Israël et le Maroc signent un accord pour exploiter des vols directs

L'ancien président américain Donald Trump a annoncé le 10 décembre dernier que le Maroc et Israël ont convenu de normaliser leurs relations
Avion de la compagnie israélienne El Al

AFP/MENAHEM KAHANA  -   Avion de la compagnie israélienne El Al

Un mois après l'atterrissage du premier vol commercial israélien à Rabat, le Maroc et Israël auraient convenu d'exploiter des vols directs, selon le journal hébreu Yedioth Ahronoth, qui n'a pas divulgué d'autres détails.  

Il s'agit du troisième accord aérien récemment signé entre Israël et les pays arabes, après les accords similaires conclus avec les Émirats arabes unis et le Bahreïn ces derniers mois. Le Maroc suit ces deux pays qui, avec l'Égypte, le Soudan et la Jordanie, sont les cinq seuls pays du monde arabe à avoir normalisé ou à vouloir normaliser leurs relations avec Tel-Aviv.  
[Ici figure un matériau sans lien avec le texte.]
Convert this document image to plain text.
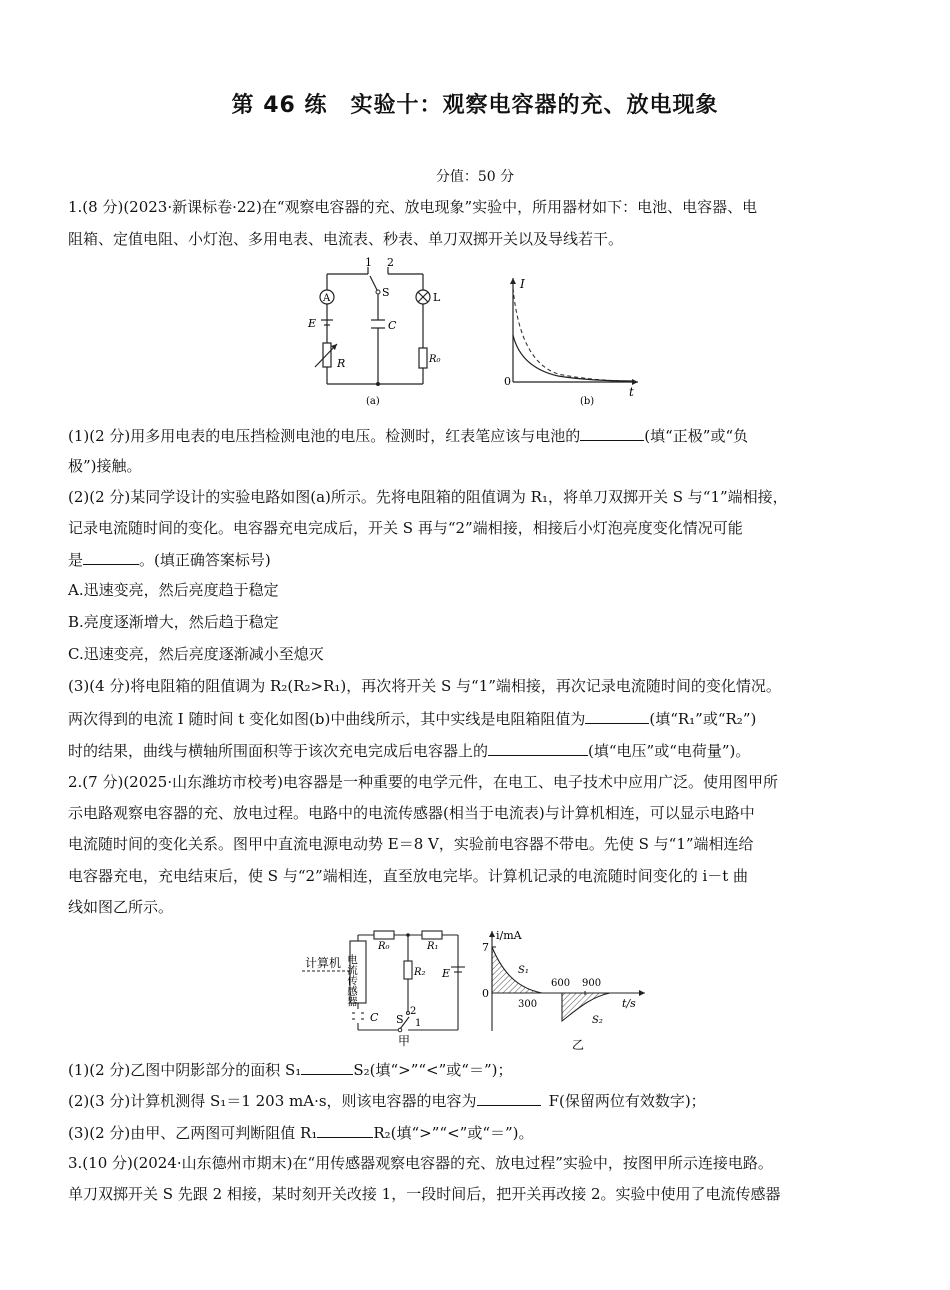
第 46 练　实验十：观察电容器的充、放电现象
分值：50 分
1.(8 分)(2023·新课标卷·22)在“观察电容器的充、放电现象”实验中，所用器材如下：电池、电容器、电
阻箱、定值电阻、小灯泡、多用电表、电流表、秒表、单刀双掷开关以及导线若干。
1 2
S
A	L
E	C
R	R₀
(a)
I
t
0
(b)
(1)(2 分)用多用电表的电压挡检测电池的电压。检测时，红表笔应该与电池的	(填“正极”或“负
极”)接触。
(2)(2 分)某同学设计的实验电路如图(a)所示。先将电阻箱的阻值调为 R₁，将单刀双掷开关 S 与“1”端相接，
记录电流随时间的变化。电容器充电完成后，开关 S 再与“2”端相接，相接后小灯泡亮度变化情况可能
是	。(填正确答案标号)
A.迅速变亮，然后亮度趋于稳定
B.亮度逐渐增大，然后趋于稳定
C.迅速变亮，然后亮度逐渐减小至熄灭
(3)(4 分)将电阻箱的阻值调为 R₂(R₂>R₁)，再次将开关 S 与“1”端相接，再次记录电流随时间的变化情况。
两次得到的电流 I 随时间 t 变化如图(b)中曲线所示，其中实线是电阻箱阻值为	(填“R₁”或“R₂”)
时的结果，曲线与横轴所围面积等于该次充电完成后电容器上的	(填“电压”或“电荷量”)。
2.(7 分)(2025·山东潍坊市校考)电容器是一种重要的电学元件，在电工、电子技术中应用广泛。使用图甲所
示电路观察电容器的充、放电过程。电路中的电流传感器(相当于电流表)与计算机相连，可以显示电路中
电流随时间的变化关系。图甲中直流电源电动势 E＝8 V，实验前电容器不带电。先使 S 与“1”端相连给
电容器充电，充电结束后，使 S 与“2”端相连，直至放电完毕。计算机记录的电流随时间变化的 i－t 曲
线如图乙所示。
计算机 电流传感器
R₀	R₁
R₂ E
C S 1
2
甲
i/mA
7
0
S₁
300
600 900
t/s
S₂
乙
(1)(2 分)乙图中阴影部分的面积 S₁	S₂(填“>”“<”或“＝”)；
(2)(3 分)计算机测得 S₁＝1 203 mA·s，则该电容器的电容为	F(保留两位有效数字)；
(3)(2 分)由甲、乙两图可判断阻值 R₁	R₂(填“>”“<”或“＝”)。
3.(10 分)(2024·山东德州市期末)在“用传感器观察电容器的充、放电过程”实验中，按图甲所示连接电路。
单刀双掷开关 S 先跟 2 相接，某时刻开关改接 1，一段时间后，把开关再改接 2。实验中使用了电流传感器
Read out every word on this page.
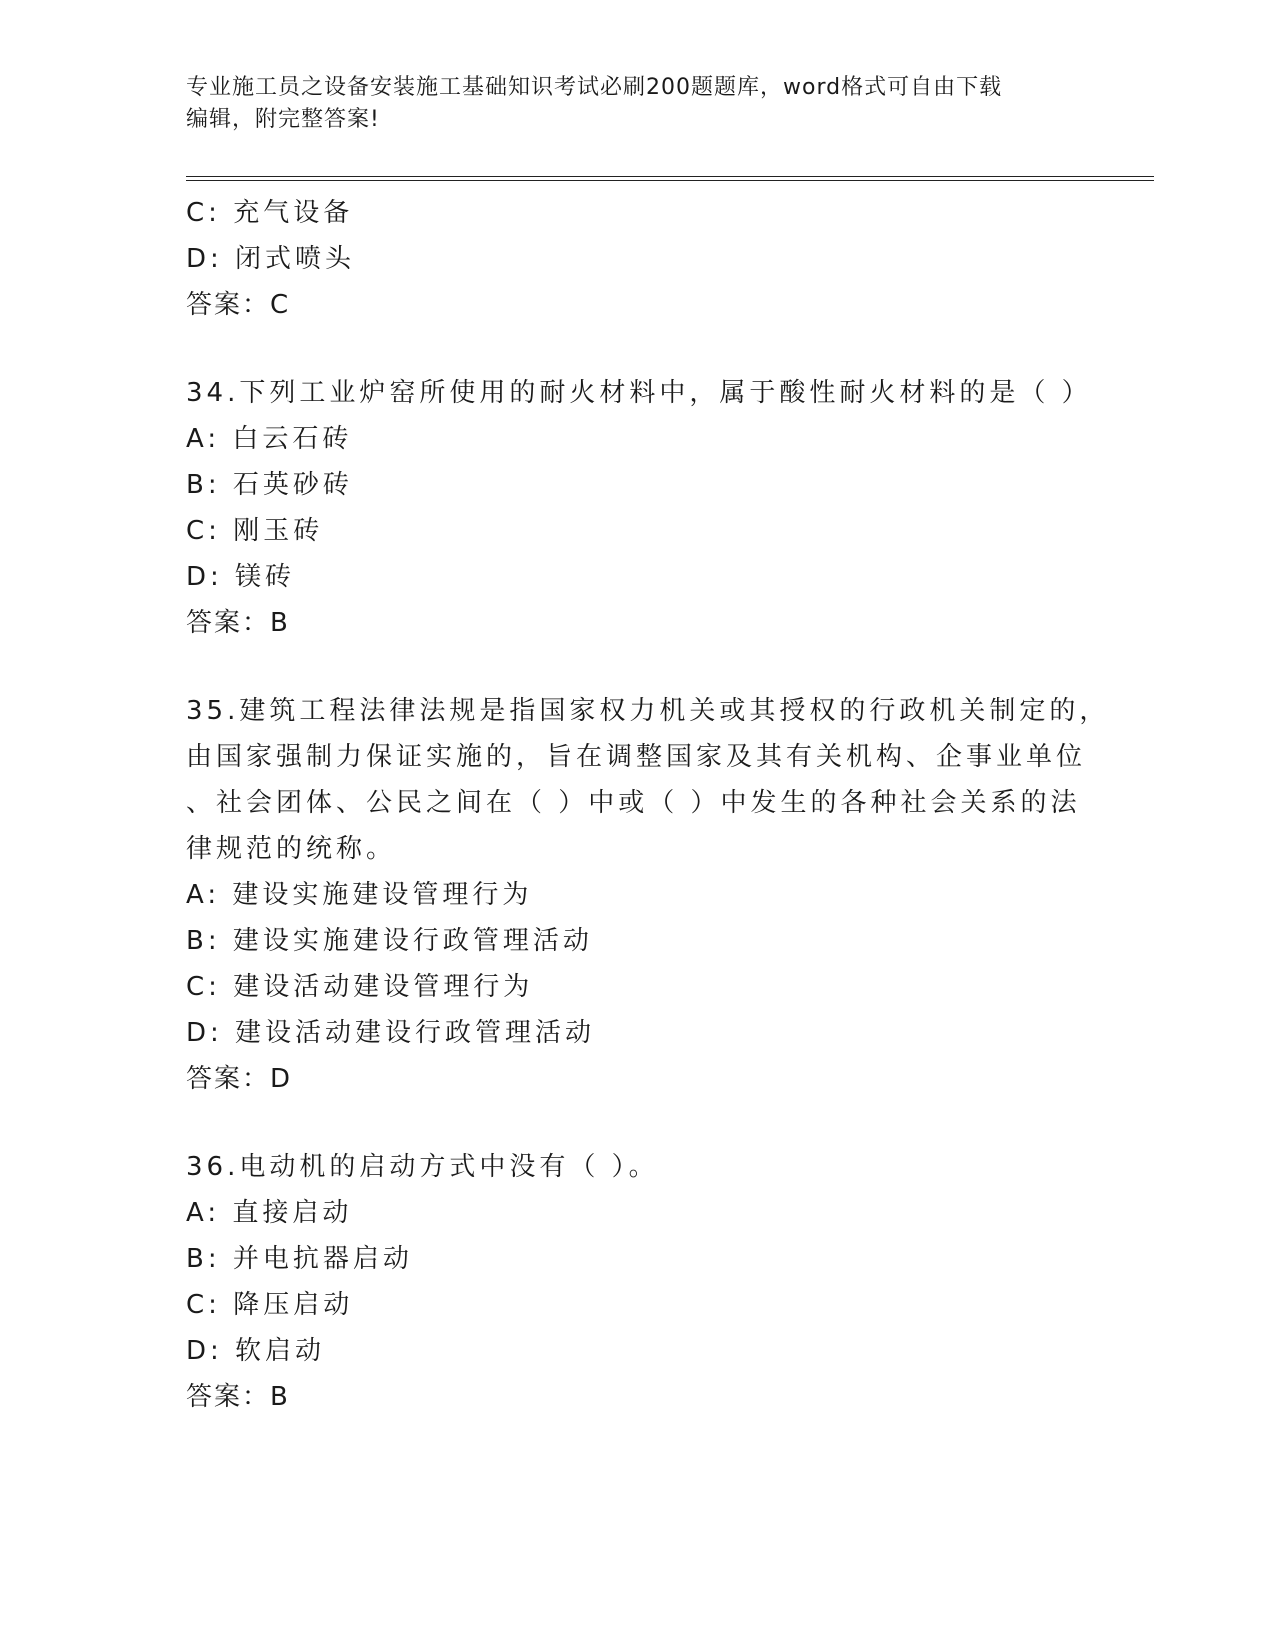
专业施工员之设备安装施工基础知识考试必刷200题题库，word格式可自由下载
编辑，附完整答案!
C: 充气设备
D: 闭式喷头
答案：C
34.下列工业炉窑所使用的耐火材料中，属于酸性耐火材料的是（ ）
A: 白云石砖
B: 石英砂砖
C: 刚玉砖
D: 镁砖
答案：B
35.建筑工程法律法规是指国家权力机关或其授权的行政机关制定的，
由国家强制力保证实施的，旨在调整国家及其有关机构、企事业单位
、社会团体、公民之间在（ ）中或（ ）中发生的各种社会关系的法
律规范的统称。
A: 建设实施建设管理行为
B: 建设实施建设行政管理活动
C: 建设活动建设管理行为
D: 建设活动建设行政管理活动
答案：D
36.电动机的启动方式中没有（ ）。
A: 直接启动
B: 并电抗器启动
C: 降压启动
D: 软启动
答案：B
Le 22 décembre, le premier vol commercial en provenance de Tel-Aviv est arrivé dans la capitale du pays alaouite, avec une délégation israélo-américaine conduite par l'ancien conseiller présidentiel Jared Kushner, gendre de l'ancien président Donald Trump. La délégation visait à améliorer et à renforcer les liens entre les deux pays dans le cadre de la stratégie de rapprochement arabe avec Israël, promue par l'administration Trump. 

À cette occasion, le conseiller israélien pour la sécurité nationale Meir Ben Shabat et Jared Kushner ont rencontré Mohammed VI, et des responsables marocains et israéliens ont signé des accords sur les visas, la gestion de l'eau, le secteur financier et l'aviation. Ce dernier se concrétise avec l'accord révélé par le journal israélien, qui devrait dynamiser le secteur du tourisme dans les deux pays. Actuellement, quelque 50 000 Israéliens visitent les pays du Maghreb chaque année.  

Quelque 700 000 Juifs vivant en Israël sont d'origine marocaine et conservent les coutumes de leur pays d'origine. En outre, le Maroc abrite la plus grande communauté juive du Maghreb. Leur présence dans la région remonte à 1492, lorsque les juifs ont été expulsés de la péninsule ibérique par les Rois Catholiques. Après la Seconde Guerre mondiale et après la fondation d'Israël, la plupart d'entre eux ont émigré vers le pays hébreu, laissant aujourd'hui 3 000 personnes au Maroc.  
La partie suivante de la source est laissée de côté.